ChARLES: Change-Aware Recovery of Latent Evolution Semantics in Relational Data
Shiyi He, Alexandra Meliou, Anna Fariha
TL;DR
ChARLES addresses the challenge of interpreting data evolution by generating semantic summaries of changes between two relational database snapshots. It represents changes as conditional transformations within a partitioned view of the data and produces a linear-model-tree where each path defines a partition and its associated transformation. The method optimizes a scores that balance accuracy and interpretability, Score(S) = α × Accuracy(S) + (1−α) × Interpretability(S), with Accuracy defined as the inverse $L_1$ distance between the transformed source and the target, and Interpretability guided by concise, high-coverage conditions and simpler transformations. A setup assistant and a diff discovery engine coordinate partitioning and transformation discovery under user-tunable parameters, and a PoC demonstration on real datasets shows how latent evolution semantics can be recovered and interpreted to support data-driven decision making.
Abstract
Data-driven decision-making is at the core of many modern applications, and understanding the data is critical in supporting trust in these decisions. However, data is dynamic and evolving, just like the real-world entities it represents. Thus, an important component of understanding data is analyzing and drawing insights from the changes it undergoes. Existing methods for exploring data change list differences exhaustively, which are not interpretable by humans and lack salient insights regarding change trends. For example, an explanation that semantically summarizes changes to highlight gender disparities in performance rewards is more human-consumable than a long list of employee salary changes. We demonstrate ChARLES, a system that derives semantic summaries of changes between two snapshots of an evolving database, in an effective, concise, and interpretable way.

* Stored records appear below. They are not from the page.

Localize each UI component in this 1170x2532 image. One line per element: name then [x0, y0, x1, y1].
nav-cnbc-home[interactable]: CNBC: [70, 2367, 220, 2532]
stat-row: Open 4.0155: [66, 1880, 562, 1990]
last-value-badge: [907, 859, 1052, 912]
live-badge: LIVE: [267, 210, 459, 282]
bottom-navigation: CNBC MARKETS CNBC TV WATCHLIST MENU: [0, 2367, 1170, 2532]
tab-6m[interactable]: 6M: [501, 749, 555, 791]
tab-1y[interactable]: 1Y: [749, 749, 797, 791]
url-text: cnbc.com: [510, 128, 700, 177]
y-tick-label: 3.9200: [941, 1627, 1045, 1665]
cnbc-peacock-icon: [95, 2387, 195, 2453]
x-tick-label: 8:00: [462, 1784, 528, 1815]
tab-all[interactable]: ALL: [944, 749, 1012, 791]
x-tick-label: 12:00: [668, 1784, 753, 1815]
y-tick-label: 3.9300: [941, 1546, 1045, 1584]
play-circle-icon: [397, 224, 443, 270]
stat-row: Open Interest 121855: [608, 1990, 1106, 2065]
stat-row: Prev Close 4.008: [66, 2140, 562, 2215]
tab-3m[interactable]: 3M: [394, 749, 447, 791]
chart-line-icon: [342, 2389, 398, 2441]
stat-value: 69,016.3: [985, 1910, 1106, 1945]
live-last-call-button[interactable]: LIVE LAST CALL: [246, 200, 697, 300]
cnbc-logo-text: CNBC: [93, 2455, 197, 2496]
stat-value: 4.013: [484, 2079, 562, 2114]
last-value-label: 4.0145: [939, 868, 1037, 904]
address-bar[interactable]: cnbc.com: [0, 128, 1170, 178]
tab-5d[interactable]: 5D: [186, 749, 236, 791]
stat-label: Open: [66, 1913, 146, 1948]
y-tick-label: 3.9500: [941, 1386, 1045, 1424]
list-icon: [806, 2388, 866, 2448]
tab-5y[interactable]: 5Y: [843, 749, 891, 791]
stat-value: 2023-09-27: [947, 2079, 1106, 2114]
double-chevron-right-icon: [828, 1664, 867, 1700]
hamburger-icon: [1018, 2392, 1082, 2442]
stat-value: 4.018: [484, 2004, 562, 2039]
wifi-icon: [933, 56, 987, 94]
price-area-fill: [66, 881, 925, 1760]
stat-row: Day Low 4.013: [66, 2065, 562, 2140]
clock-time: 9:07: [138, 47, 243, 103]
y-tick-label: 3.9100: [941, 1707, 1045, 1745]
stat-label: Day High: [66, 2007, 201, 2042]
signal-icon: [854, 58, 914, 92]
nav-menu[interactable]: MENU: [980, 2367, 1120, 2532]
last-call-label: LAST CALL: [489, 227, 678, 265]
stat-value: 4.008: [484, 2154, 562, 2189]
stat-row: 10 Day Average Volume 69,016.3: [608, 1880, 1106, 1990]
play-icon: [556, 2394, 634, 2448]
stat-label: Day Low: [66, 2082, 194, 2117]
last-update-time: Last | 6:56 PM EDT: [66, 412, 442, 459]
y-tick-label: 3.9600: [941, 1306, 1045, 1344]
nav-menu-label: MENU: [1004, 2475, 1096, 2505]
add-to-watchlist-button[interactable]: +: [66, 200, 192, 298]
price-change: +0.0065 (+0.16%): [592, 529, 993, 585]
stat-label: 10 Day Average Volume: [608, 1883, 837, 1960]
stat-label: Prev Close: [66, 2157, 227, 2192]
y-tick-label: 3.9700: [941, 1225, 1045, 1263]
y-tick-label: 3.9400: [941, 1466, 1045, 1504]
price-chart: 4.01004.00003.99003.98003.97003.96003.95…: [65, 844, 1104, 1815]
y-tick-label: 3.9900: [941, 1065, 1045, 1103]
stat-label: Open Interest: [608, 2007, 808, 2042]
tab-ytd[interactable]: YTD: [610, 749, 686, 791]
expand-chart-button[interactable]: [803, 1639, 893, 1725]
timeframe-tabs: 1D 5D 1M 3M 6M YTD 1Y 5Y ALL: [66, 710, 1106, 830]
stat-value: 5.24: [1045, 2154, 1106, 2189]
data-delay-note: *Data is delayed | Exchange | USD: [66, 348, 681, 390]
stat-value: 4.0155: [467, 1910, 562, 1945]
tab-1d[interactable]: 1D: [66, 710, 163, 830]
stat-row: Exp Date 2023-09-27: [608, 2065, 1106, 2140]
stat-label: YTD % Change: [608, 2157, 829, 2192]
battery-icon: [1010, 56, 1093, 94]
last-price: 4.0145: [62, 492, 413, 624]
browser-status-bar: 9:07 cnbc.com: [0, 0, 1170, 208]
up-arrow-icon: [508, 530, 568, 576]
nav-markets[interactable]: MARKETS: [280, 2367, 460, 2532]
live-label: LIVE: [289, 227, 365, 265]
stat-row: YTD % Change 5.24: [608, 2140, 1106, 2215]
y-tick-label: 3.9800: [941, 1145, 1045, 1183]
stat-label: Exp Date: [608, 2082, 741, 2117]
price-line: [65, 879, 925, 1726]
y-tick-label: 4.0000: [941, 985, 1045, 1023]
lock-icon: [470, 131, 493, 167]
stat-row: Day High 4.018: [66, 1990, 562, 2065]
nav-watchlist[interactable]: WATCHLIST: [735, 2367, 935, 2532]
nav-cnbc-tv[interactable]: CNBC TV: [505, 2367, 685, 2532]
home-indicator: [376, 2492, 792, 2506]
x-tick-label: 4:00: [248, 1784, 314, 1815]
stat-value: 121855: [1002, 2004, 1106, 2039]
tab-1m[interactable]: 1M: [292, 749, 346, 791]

Our key observation is that, while datasets often evolve through point and other small-batch updates, rich data features can reveal latent semantics that can intuitively summarize the changes. Under the hood, ChARLES compares database versions, infers feasible transformations by fitting multiple regression lines over different data partitions to derive change summaries, and ranks them. ChARLES allows users to customize it to obtain their preferred explanation by navigating the accuracy-interpretability tradeoff, and offers a proof of concept for reasoning about data evolution over real-world datasets.